42:2B-2 - Definitions relative to limited liability companies
42:2B-2. Definitions relative to limited liability companies
2.As used in this act unless the context otherwise requires:
"Bankruptcy" means an event that causes a person to become dissociated from a limited liability company as provided in section 24 of this act.
"Certificate of formation" means the certificate referred to in section 11 of this act, and the certificate as amended.
"Contribution" means any cash, property, services rendered or a promissory note or other obligation to contribute cash or property or to perform services, which a person contributes to a limited liability company in his capacity as a member; provided however, that services rendered and obligations to perform services are contributions only to the extent designated as contributions in the operating agreement.
"Foreign limited liability company" means a limited liability company formed under the laws of any state or under the laws of any foreign country or other foreign jurisdiction and denominated as such under the laws of such state or foreign country or other foreign jurisdiction.

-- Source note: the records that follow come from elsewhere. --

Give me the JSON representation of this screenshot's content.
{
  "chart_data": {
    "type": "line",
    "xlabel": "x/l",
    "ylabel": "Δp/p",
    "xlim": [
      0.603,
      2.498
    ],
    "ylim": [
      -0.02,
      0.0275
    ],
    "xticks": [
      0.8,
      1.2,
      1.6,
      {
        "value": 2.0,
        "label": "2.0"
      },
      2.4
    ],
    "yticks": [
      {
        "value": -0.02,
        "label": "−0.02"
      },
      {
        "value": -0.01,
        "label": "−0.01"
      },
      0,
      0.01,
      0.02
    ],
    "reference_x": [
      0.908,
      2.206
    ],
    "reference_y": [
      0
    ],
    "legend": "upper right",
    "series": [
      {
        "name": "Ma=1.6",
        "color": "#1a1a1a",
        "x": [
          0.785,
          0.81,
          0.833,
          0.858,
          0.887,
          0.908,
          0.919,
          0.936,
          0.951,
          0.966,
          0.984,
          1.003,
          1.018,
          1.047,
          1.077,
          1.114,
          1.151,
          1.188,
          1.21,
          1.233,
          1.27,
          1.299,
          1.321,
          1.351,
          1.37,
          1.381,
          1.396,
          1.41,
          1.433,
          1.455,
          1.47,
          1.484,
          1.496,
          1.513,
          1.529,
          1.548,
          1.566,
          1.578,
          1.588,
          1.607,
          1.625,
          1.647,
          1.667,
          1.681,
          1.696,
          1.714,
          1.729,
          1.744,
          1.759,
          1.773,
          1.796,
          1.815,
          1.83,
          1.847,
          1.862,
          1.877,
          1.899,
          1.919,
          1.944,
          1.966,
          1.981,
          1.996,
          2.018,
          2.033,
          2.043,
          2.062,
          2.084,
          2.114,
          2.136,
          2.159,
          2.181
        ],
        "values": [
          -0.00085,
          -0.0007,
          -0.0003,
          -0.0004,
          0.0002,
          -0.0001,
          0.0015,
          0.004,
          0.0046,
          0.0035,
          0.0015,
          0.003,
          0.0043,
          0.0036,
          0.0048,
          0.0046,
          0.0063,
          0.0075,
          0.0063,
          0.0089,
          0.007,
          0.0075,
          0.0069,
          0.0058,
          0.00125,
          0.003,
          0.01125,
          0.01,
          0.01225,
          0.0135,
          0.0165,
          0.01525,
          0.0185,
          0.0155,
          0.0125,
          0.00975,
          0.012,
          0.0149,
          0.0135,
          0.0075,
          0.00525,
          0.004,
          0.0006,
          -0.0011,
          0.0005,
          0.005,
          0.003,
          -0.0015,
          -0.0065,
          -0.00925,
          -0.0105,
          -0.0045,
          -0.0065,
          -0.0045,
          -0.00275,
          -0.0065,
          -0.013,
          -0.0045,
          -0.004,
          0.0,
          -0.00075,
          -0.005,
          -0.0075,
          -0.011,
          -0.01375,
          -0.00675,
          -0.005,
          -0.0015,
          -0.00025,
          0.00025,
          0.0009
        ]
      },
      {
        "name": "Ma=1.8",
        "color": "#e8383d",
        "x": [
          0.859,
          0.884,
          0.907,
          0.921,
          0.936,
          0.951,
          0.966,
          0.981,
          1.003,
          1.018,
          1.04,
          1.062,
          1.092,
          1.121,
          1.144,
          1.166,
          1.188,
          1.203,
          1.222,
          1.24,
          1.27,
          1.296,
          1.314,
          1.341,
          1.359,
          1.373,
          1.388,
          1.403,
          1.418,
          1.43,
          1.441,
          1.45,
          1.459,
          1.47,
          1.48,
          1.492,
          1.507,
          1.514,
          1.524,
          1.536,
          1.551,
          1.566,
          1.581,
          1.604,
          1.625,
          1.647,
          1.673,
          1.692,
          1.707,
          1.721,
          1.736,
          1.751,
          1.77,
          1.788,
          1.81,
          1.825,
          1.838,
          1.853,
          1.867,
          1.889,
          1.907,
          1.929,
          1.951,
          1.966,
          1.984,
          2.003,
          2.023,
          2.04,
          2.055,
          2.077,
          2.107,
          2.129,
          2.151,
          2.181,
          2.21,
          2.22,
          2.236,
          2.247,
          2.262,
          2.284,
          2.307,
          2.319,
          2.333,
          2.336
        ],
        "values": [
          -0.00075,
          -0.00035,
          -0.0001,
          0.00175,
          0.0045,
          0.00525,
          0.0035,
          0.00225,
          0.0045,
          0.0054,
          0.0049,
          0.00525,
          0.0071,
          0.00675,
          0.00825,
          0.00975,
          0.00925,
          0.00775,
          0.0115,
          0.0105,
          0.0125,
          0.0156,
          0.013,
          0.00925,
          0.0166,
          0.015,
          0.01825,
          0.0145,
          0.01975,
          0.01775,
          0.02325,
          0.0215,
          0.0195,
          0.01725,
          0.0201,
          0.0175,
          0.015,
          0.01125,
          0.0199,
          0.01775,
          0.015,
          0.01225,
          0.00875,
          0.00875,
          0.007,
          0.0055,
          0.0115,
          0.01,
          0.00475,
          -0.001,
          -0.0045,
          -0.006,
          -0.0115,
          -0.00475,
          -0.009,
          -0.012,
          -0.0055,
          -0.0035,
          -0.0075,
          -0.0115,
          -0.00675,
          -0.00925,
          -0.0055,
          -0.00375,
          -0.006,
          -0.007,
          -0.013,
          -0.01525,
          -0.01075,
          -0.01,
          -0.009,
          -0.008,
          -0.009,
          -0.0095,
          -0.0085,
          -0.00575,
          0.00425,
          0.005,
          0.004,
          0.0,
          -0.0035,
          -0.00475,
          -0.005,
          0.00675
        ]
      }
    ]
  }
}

"Limited liability company" and "domestic limited liability company" means a limited liability company formed under the laws of this State and having one or more members.
"Limited liability company interest" means a member's share of the profits and losses of a limited liability company and a member's right to receive distributions of the limited liability company's assets.
"Liquidating trustee" means a person carrying out the winding up of a limited liability company.
"Manager" means a person who is named as a manager of a limited liability company in, or designated as a manager of a limited liability company pursuant to, an operating agreement or similar instrument under which the limited liability company is formed.
"Member" means a person who has been admitted to a limited liability company as a member as provided in section 21 of this act or, in the case of a foreign limited liability company, in accordance with the laws of the state or foreign country or other foreign jurisdiction under which the foreign limited liability company is organized.
"Operating agreement" means a written agreement among the members, or in the case of a limited liability company with only one member, the declaration by that one member of the terms of the operating agreement which shall be deemed an agreement between the member and the limited liability company, as to the affairs of a limited liability company and the conduct of its business.
"Person" means a natural person, partnership (whether general or limited and whether domestic or foreign), limited liability company, foreign limited liability company, trust, estate, association, corporation, custodian, nominee or any other individual or entity in its own or any representative capacity.
"State" means the District of Columbia or the Commonwealth of Puerto Rico or any state, territory, possession, or other jurisdiction of the United States other than this State.
L.1993,c.210,s.2; amended 1995, c.96, s.13; 1998, c.79, s.1; 2000, c.161, s.58.